New to Latin, I can't help but wonder about the following:
Every text I found online claims that since words are inflected (enough) to indicate the roles they play in a sentence, word order has no syntactic importance in Latin, but does it really not matter? Is inflection really sufficient to unambiguously specify what a word does in a sentence?
###1) What if you have a compound sentence: ###
1) What if you have a compound sentence:
A young man has a friend that has a dog.
Translated into Latin, with proper declension (singular nominative, and assume the nouns are all masculine), we can tell that the adjective "young" doesn't modify "a friend" or "a dog", but if I place it in a random place in the sentence, how can we tell that it modifies "a man" instead of "that"? (If "that" can't be modified, how about "... a good friend ..."? How do we know "good" isn't modifying "a dog"?)

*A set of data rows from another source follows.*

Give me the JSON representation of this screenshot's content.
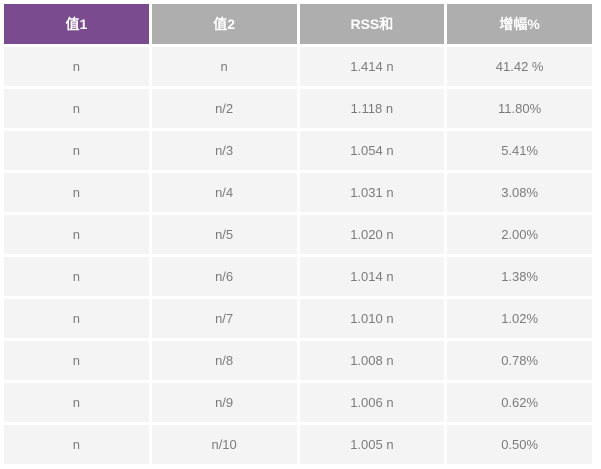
{
  "chart_data": {
    "type": "table",
    "title": "",
    "columns": [
      {
        "label": "值1",
        "active": true
      },
      {
        "label": "值2",
        "active": false
      },
      {
        "label": "RSS和",
        "active": false
      },
      {
        "label": "增幅%",
        "active": false
      }
    ],
    "rows": [
      [
        "n",
        "n",
        "1.414 n",
        "41.42 %"
      ],
      [
        "n",
        "n/2",
        "1.118 n",
        "11.80%"
      ],
      [
        "n",
        "n/3",
        "1.054 n",
        "5.41%"
      ],
      [
        "n",
        "n/4",
        "1.031 n",
        "3.08%"
      ],
      [
        "n",
        "n/5",
        "1.020 n",
        "2.00%"
      ],
      [
        "n",
        "n/6",
        "1.014 n",
        "1.38%"
      ],
      [
        "n",
        "n/7",
        "1.010 n",
        "1.02%"
      ],
      [
        "n",
        "n/8",
        "1.008 n",
        "0.78%"
      ],
      [
        "n",
        "n/9",
        "1.006 n",
        "0.62%"
      ],
      [
        "n",
        "n/10",
        "1.005 n",
        "0.50%"
      ]
    ]
  },
  "colors": {
    "active_header_bg": "#7a4b8f",
    "header_bg": "#aeaeae",
    "header_text": "#ffffff",
    "row_bg": "#f4f4f4",
    "cell_text": "#7b7b7b",
    "page_bg": "#ffffff"
  }
}
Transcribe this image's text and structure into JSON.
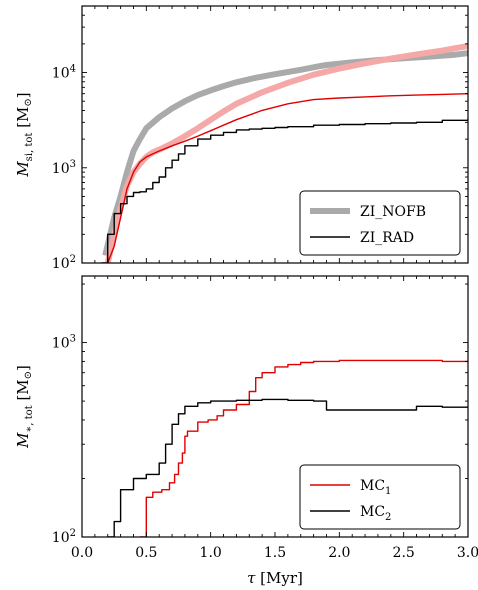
{
  "chart_data": [
    {
      "type": "line",
      "panel": "top",
      "ylabel": "M_si,tot [M☉]",
      "ylabel_parts": {
        "main": "M",
        "sub": "si, tot",
        "unit": " [M",
        "unit_sym": "⊙",
        "unit_close": "]"
      },
      "yscale": "log",
      "ylim": [
        100,
        50000
      ],
      "xlim": [
        0.0,
        3.0
      ],
      "yticks": [
        100,
        1000,
        10000
      ],
      "ytick_labels": [
        {
          "base": "10",
          "exp": "2"
        },
        {
          "base": "10",
          "exp": "3"
        },
        {
          "base": "10",
          "exp": "4"
        }
      ],
      "legend": {
        "position": "lower-right",
        "entries": [
          "ZI_NOFB",
          "ZI_RAD"
        ]
      },
      "series": [
        {
          "name": "ZI_NOFB",
          "color": "#aaaaaa",
          "width": 6,
          "step": false,
          "x": [
            0.18,
            0.25,
            0.3,
            0.35,
            0.4,
            0.45,
            0.5,
            0.6,
            0.7,
            0.8,
            0.9,
            1.0,
            1.1,
            1.2,
            1.35,
            1.5,
            1.7,
            1.85,
            1.9,
            2.1,
            2.3,
            2.5,
            2.7,
            2.9,
            3.0
          ],
          "y": [
            120,
            300,
            500,
            900,
            1500,
            2000,
            2600,
            3400,
            4200,
            5000,
            5800,
            6500,
            7200,
            7900,
            8800,
            9600,
            10700,
            11700,
            12000,
            12800,
            13500,
            14100,
            14700,
            15400,
            16000
          ]
        },
        {
          "name": "ZI_NOFB (red)",
          "color": "#f5a8a8",
          "width": 6,
          "step": false,
          "x": [
            0.2,
            0.25,
            0.3,
            0.35,
            0.4,
            0.45,
            0.5,
            0.55,
            0.6,
            0.7,
            0.8,
            0.9,
            1.0,
            1.1,
            1.2,
            1.4,
            1.6,
            1.8,
            2.0,
            2.2,
            2.4,
            2.6,
            2.8,
            3.0
          ],
          "y": [
            100,
            200,
            380,
            650,
            900,
            1100,
            1300,
            1450,
            1550,
            1800,
            2150,
            2600,
            3200,
            3900,
            4700,
            6200,
            7800,
            9500,
            11000,
            12500,
            14000,
            15500,
            17000,
            19000
          ]
        },
        {
          "name": "ZI_RAD (red)",
          "color": "#e00000",
          "width": 1.4,
          "step": false,
          "x": [
            0.2,
            0.25,
            0.3,
            0.35,
            0.4,
            0.45,
            0.5,
            0.55,
            0.6,
            0.7,
            0.8,
            0.9,
            1.0,
            1.1,
            1.2,
            1.4,
            1.6,
            1.8,
            2.0,
            2.2,
            2.4,
            2.6,
            2.8,
            3.0
          ],
          "y": [
            100,
            150,
            300,
            600,
            900,
            1150,
            1300,
            1400,
            1500,
            1700,
            1900,
            2150,
            2450,
            2800,
            3200,
            4000,
            4700,
            5200,
            5400,
            5550,
            5700,
            5800,
            5900,
            6000
          ]
        },
        {
          "name": "ZI_RAD",
          "color": "#000000",
          "width": 1.4,
          "step": true,
          "x": [
            0.15,
            0.2,
            0.25,
            0.3,
            0.35,
            0.4,
            0.45,
            0.5,
            0.55,
            0.6,
            0.65,
            0.7,
            0.75,
            0.8,
            0.9,
            1.0,
            1.1,
            1.2,
            1.3,
            1.4,
            1.5,
            1.6,
            1.8,
            2.0,
            2.2,
            2.4,
            2.6,
            2.8,
            3.0
          ],
          "y": [
            100,
            200,
            330,
            420,
            500,
            550,
            560,
            600,
            700,
            800,
            1000,
            1200,
            1400,
            1700,
            2000,
            2200,
            2350,
            2500,
            2550,
            2600,
            2650,
            2700,
            2800,
            2850,
            2900,
            2950,
            3000,
            3150,
            3300
          ]
        }
      ]
    },
    {
      "type": "line",
      "panel": "bottom",
      "ylabel": "M_*,tot [M☉]",
      "ylabel_parts": {
        "main": "M",
        "sub": "∗, tot",
        "unit": " [M",
        "unit_sym": "⊙",
        "unit_close": "]"
      },
      "yscale": "log",
      "ylim": [
        100,
        2200
      ],
      "xlim": [
        0.0,
        3.0
      ],
      "xlabel": "τ [Myr]",
      "xlabel_parts": {
        "sym": "τ",
        "rest": " [Myr]"
      },
      "xticks": [
        0.0,
        0.5,
        1.0,
        1.5,
        2.0,
        2.5,
        3.0
      ],
      "xtick_labels": [
        "0.0",
        "0.5",
        "1.0",
        "1.5",
        "2.0",
        "2.5",
        "3.0"
      ],
      "yticks": [
        100,
        1000
      ],
      "ytick_labels": [
        {
          "base": "10",
          "exp": "2"
        },
        {
          "base": "10",
          "exp": "3"
        }
      ],
      "legend": {
        "position": "lower-right",
        "entries": [
          {
            "base": "MC",
            "sub": "1"
          },
          {
            "base": "MC",
            "sub": "2"
          }
        ]
      },
      "series": [
        {
          "name": "MC1",
          "color": "#e00000",
          "width": 1.4,
          "step": true,
          "x": [
            0.45,
            0.5,
            0.55,
            0.62,
            0.68,
            0.72,
            0.75,
            0.78,
            0.8,
            0.82,
            0.9,
            0.98,
            1.05,
            1.1,
            1.2,
            1.3,
            1.35,
            1.4,
            1.5,
            1.6,
            1.7,
            1.8,
            2.0,
            2.2,
            2.5,
            2.8,
            3.0
          ],
          "y": [
            100,
            160,
            170,
            175,
            190,
            210,
            240,
            270,
            330,
            350,
            390,
            400,
            420,
            450,
            480,
            560,
            660,
            700,
            750,
            770,
            790,
            800,
            810,
            810,
            810,
            800,
            810
          ]
        },
        {
          "name": "MC2",
          "color": "#000000",
          "width": 1.4,
          "step": true,
          "x": [
            0.2,
            0.25,
            0.3,
            0.4,
            0.5,
            0.6,
            0.65,
            0.7,
            0.75,
            0.8,
            0.9,
            1.0,
            1.1,
            1.2,
            1.4,
            1.6,
            1.8,
            1.9,
            2.0,
            2.3,
            2.6,
            2.8,
            3.0
          ],
          "y": [
            100,
            120,
            175,
            200,
            210,
            240,
            300,
            380,
            430,
            470,
            490,
            500,
            500,
            505,
            510,
            505,
            500,
            450,
            450,
            450,
            470,
            465,
            460
          ]
        }
      ]
    }
  ]
}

###2) Even if you have only a simple sentence, there can still be a problem. Consider:###
2) Even if you have only a simple sentence, there can still be a problem. Consider:
After visiting my best friend, I ride my broken bike to a store to buy a green apple.

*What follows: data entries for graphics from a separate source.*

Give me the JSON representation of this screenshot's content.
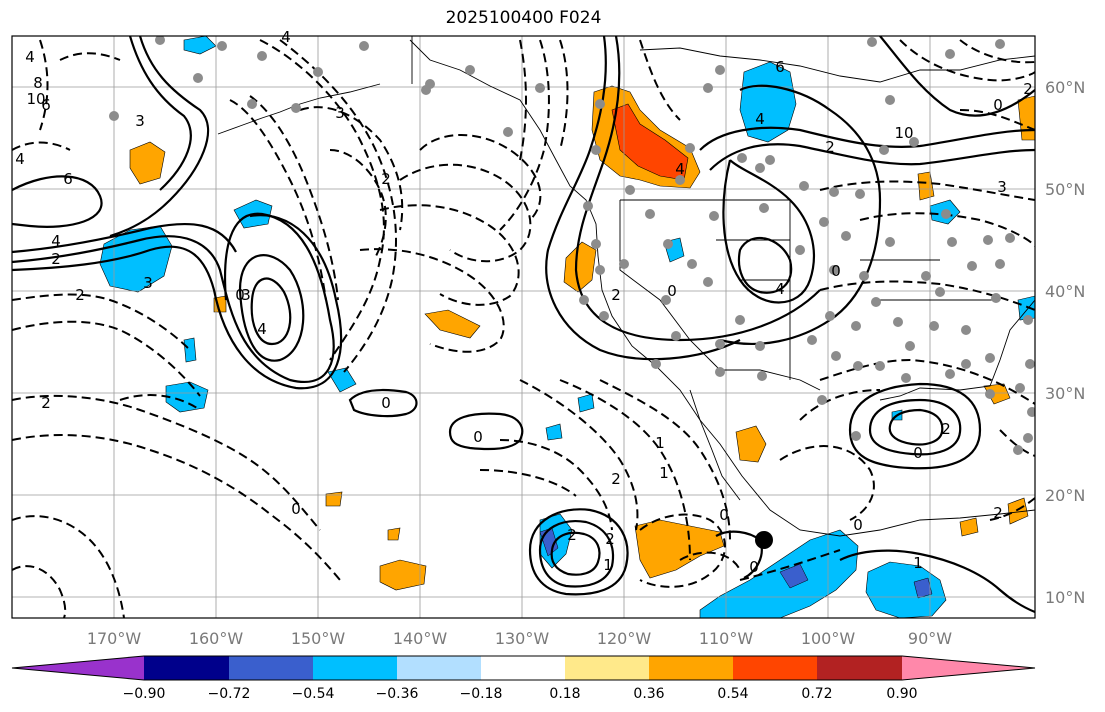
{
  "title": "2025100400 F024",
  "lon_labels": [
    "170°W",
    "160°W",
    "150°W",
    "140°W",
    "130°W",
    "120°W",
    "110°W",
    "100°W",
    "90°W"
  ],
  "lat_labels": [
    "60°N",
    "50°N",
    "40°N",
    "30°N",
    "20°N",
    "10°N"
  ],
  "colorbar": {
    "colors": [
      "#9932cc",
      "#00008b",
      "#3a5fcd",
      "#00bfff",
      "#b2dfff",
      "#ffffff",
      "#ffe98a",
      "#ffa500",
      "#ff4500",
      "#b22222",
      "#ff88aa"
    ],
    "ticks": [
      "−0.90",
      "−0.72",
      "−0.54",
      "−0.36",
      "−0.18",
      "0.18",
      "0.36",
      "0.54",
      "0.72",
      "0.90"
    ]
  },
  "contour_labels": [
    "4",
    "8",
    "10",
    "6",
    "3",
    "4",
    "6",
    "4",
    "2",
    "2",
    "3",
    "3",
    "4",
    "2",
    "0",
    "0",
    "0",
    "1",
    "2",
    "2",
    "4",
    "0",
    "2",
    "2",
    "4",
    "1",
    "2",
    "0",
    "0",
    "2",
    "1",
    "0",
    "0",
    "0",
    "4",
    "3",
    "2",
    "10",
    "6",
    "0",
    "2",
    "1",
    "2",
    "3",
    "4",
    "0"
  ]
}
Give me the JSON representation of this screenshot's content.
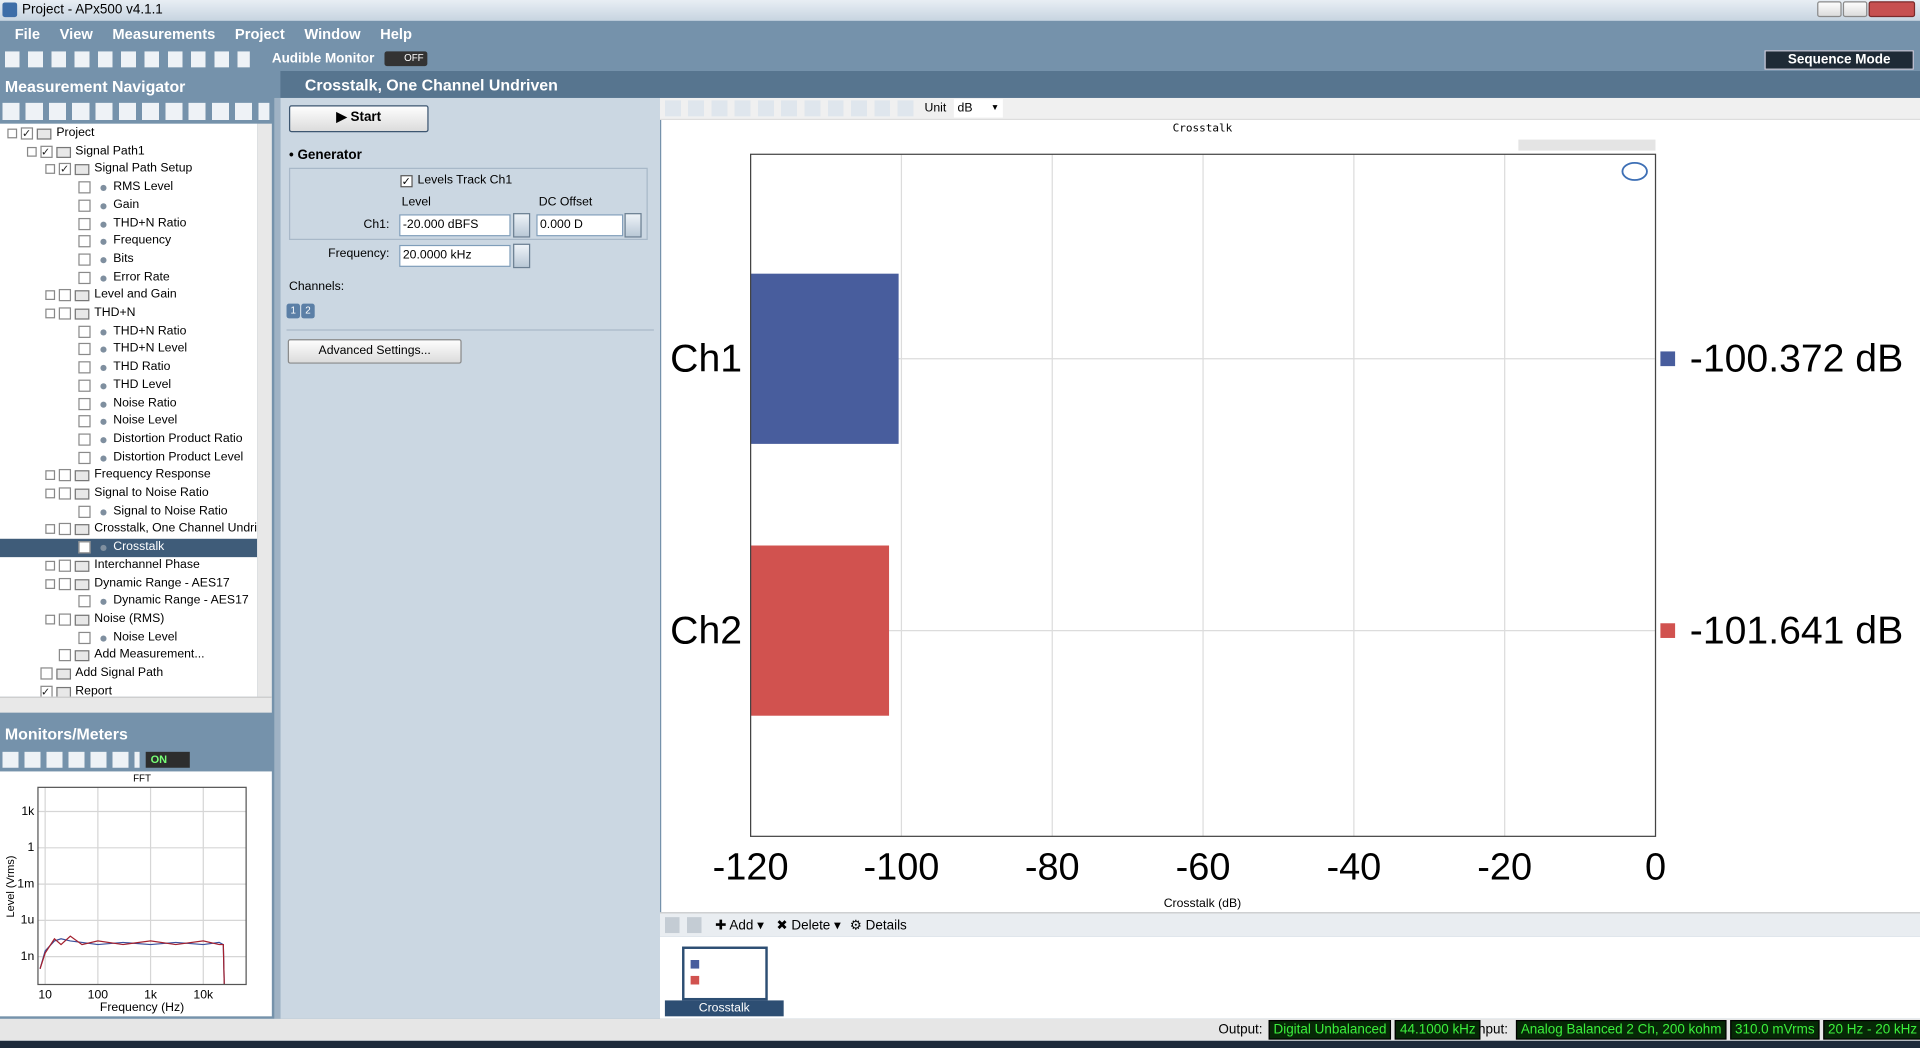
{
  "window": {
    "title": "Project - APx500 v4.1.1"
  },
  "menu": [
    "File",
    "View",
    "Measurements",
    "Project",
    "Window",
    "Help"
  ],
  "toolbar": {
    "audible_monitor": "Audible Monitor",
    "toggle": "OFF",
    "sequence_mode": "Sequence Mode"
  },
  "navigator": {
    "title": "Measurement Navigator",
    "tree": [
      {
        "label": "Project",
        "checked": true,
        "expanded": true,
        "children": [
          {
            "label": "Signal Path1",
            "checked": true,
            "expanded": true,
            "children": [
              {
                "label": "Signal Path Setup",
                "checked": true,
                "expanded": true,
                "children": [
                  {
                    "label": "RMS Level"
                  },
                  {
                    "label": "Gain"
                  },
                  {
                    "label": "THD+N Ratio"
                  },
                  {
                    "label": "Frequency"
                  },
                  {
                    "label": "Bits"
                  },
                  {
                    "label": "Error Rate"
                  }
                ]
              },
              {
                "label": "Level and Gain",
                "expanded": false
              },
              {
                "label": "THD+N",
                "expanded": true,
                "children": [
                  {
                    "label": "THD+N Ratio"
                  },
                  {
                    "label": "THD+N Level"
                  },
                  {
                    "label": "THD Ratio"
                  },
                  {
                    "label": "THD Level"
                  },
                  {
                    "label": "Noise Ratio"
                  },
                  {
                    "label": "Noise Level"
                  },
                  {
                    "label": "Distortion Product Ratio"
                  },
                  {
                    "label": "Distortion Product Level"
                  }
                ]
              },
              {
                "label": "Frequency Response",
                "expanded": false
              },
              {
                "label": "Signal to Noise Ratio",
                "expanded": true,
                "children": [
                  {
                    "label": "Signal to Noise Ratio"
                  }
                ]
              },
              {
                "label": "Crosstalk, One Channel Undriv",
                "expanded": true,
                "children": [
                  {
                    "label": "Crosstalk",
                    "selected": true
                  }
                ]
              },
              {
                "label": "Interchannel Phase",
                "expanded": false
              },
              {
                "label": "Dynamic Range - AES17",
                "expanded": true,
                "children": [
                  {
                    "label": "Dynamic Range - AES17"
                  }
                ]
              },
              {
                "label": "Noise (RMS)",
                "expanded": true,
                "children": [
                  {
                    "label": "Noise Level"
                  }
                ]
              },
              {
                "label": "Add Measurement..."
              }
            ]
          },
          {
            "label": "Add Signal Path"
          },
          {
            "label": "Report",
            "checked": true
          }
        ]
      }
    ]
  },
  "measurement": {
    "title": "Crosstalk, One Channel Undriven",
    "start": "Start",
    "generator": "Generator",
    "levels_track": "Levels Track Ch1",
    "level_label": "Level",
    "dc_offset_label": "DC Offset",
    "ch1_label": "Ch1:",
    "level_value": "-20.000 dBFS",
    "dc_offset_value": "0.000 D",
    "frequency_label": "Frequency:",
    "frequency_value": "20.0000 kHz",
    "channels_label": "Channels:",
    "channel_buttons": [
      "1",
      "2"
    ],
    "advanced": "Advanced Settings..."
  },
  "graph_toolbar": {
    "unit_label": "Unit",
    "unit_value": "dB"
  },
  "chart_data": [
    {
      "type": "bar",
      "orientation": "horizontal",
      "title": "Crosstalk",
      "x_label": "Crosstalk (dB)",
      "categories": [
        "Ch1",
        "Ch2"
      ],
      "values": [
        -100.372,
        -101.641
      ],
      "value_labels": [
        "-100.372 dB",
        "-101.641 dB"
      ],
      "colors": [
        "#485d9d",
        "#d1524f"
      ],
      "xlim": [
        -120,
        0
      ],
      "xticks": [
        -120,
        -100,
        -80,
        -60,
        -40,
        -20,
        0
      ],
      "grid": true
    },
    {
      "type": "line",
      "title": "FFT",
      "x_label": "Frequency (Hz)",
      "y_label": "Level (Vrms)",
      "log_x": true,
      "log_y": true,
      "grid": true,
      "x": [
        8,
        10,
        15,
        20,
        30,
        50,
        100,
        300,
        1000,
        3000,
        10000,
        20000,
        24000,
        25000
      ],
      "series": [
        {
          "color": "#3a4f9c",
          "values": [
            1e-10,
            3e-09,
            2e-08,
            3e-08,
            2e-08,
            1.5e-08,
            1e-08,
            1.5e-08,
            1e-08,
            1.5e-08,
            1e-08,
            1.5e-08,
            1e-08,
            5e-12
          ]
        },
        {
          "color": "#a3202e",
          "values": [
            1e-10,
            2e-09,
            3e-08,
            1e-08,
            5e-08,
            1e-08,
            2e-08,
            1e-08,
            2e-08,
            1e-08,
            2e-08,
            1e-08,
            1e-08,
            5e-12
          ]
        }
      ],
      "xlim": [
        7.3,
        65000
      ],
      "ylim": [
        5e-12,
        100000
      ],
      "xticks": [
        10,
        100,
        {
          "value": 1000,
          "label": "1k"
        },
        {
          "value": 10000,
          "label": "10k"
        }
      ],
      "yticks": [
        {
          "value": 1e-09,
          "label": "1n"
        },
        {
          "value": 1e-06,
          "label": "1u"
        },
        {
          "value": 0.001,
          "label": "1m"
        },
        1,
        {
          "value": 1000,
          "label": "1k"
        }
      ]
    }
  ],
  "result_bar": {
    "add": "Add",
    "delete": "Delete",
    "details": "Details",
    "thumbnail": "Crosstalk"
  },
  "monitors": {
    "title": "Monitors/Meters",
    "toggle": "ON"
  },
  "status": {
    "output_label": "Output:",
    "output": [
      "Digital Unbalanced",
      "44.1000 kHz"
    ],
    "input_label": "Input:",
    "input": [
      "Analog Balanced 2 Ch, 200 kohm",
      "310.0 mVrms",
      "20 Hz - 20 kHz"
    ]
  }
}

We have "best", "broken" and "green". If I understand the grammar correctly, "friend", "bike" and "apple" are all accusative. Assuming they are all masculine. How do you match the adjectives with the nouns?

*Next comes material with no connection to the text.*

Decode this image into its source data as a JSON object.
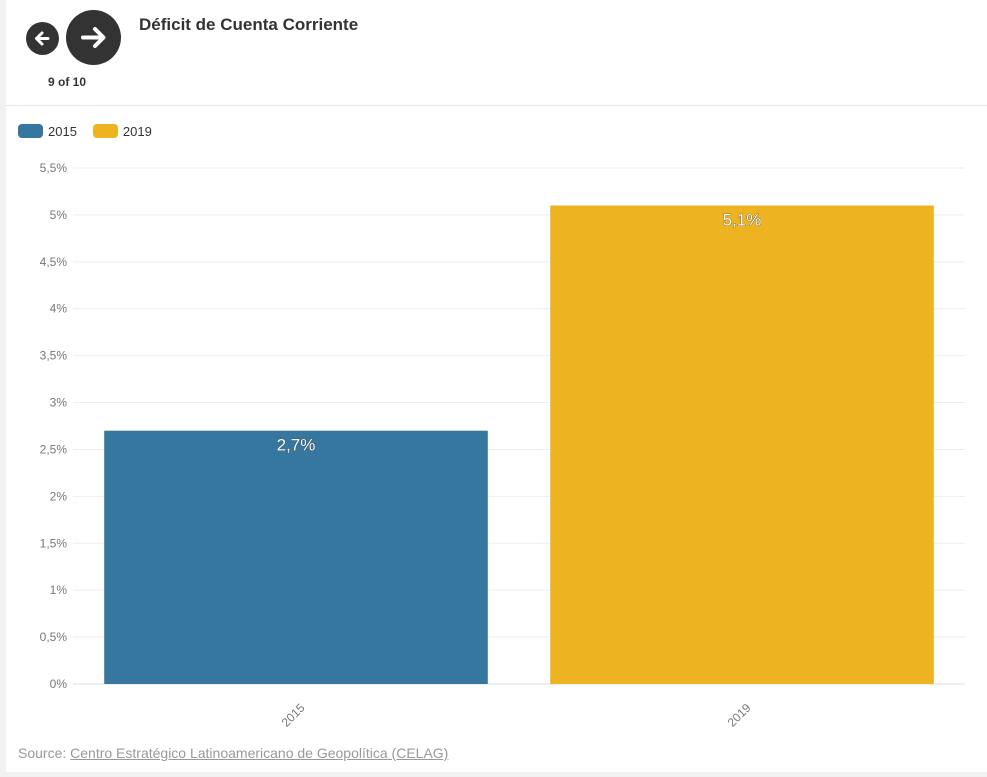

And there are also two genitive"my"s, just to make things more complicated.
Btw, by "new to Latin" I mean "a few days into Latin, having read a few Wikipedia articles and some other intros I found on the web, barely able to decipher a Latin sentence with the help of Google translate and Wiktionary", so please be gentle if you use Latin examples in your reply. And please forgive my impatience. I am more curious about the linguistic features of Latin than concerned with its practical uses.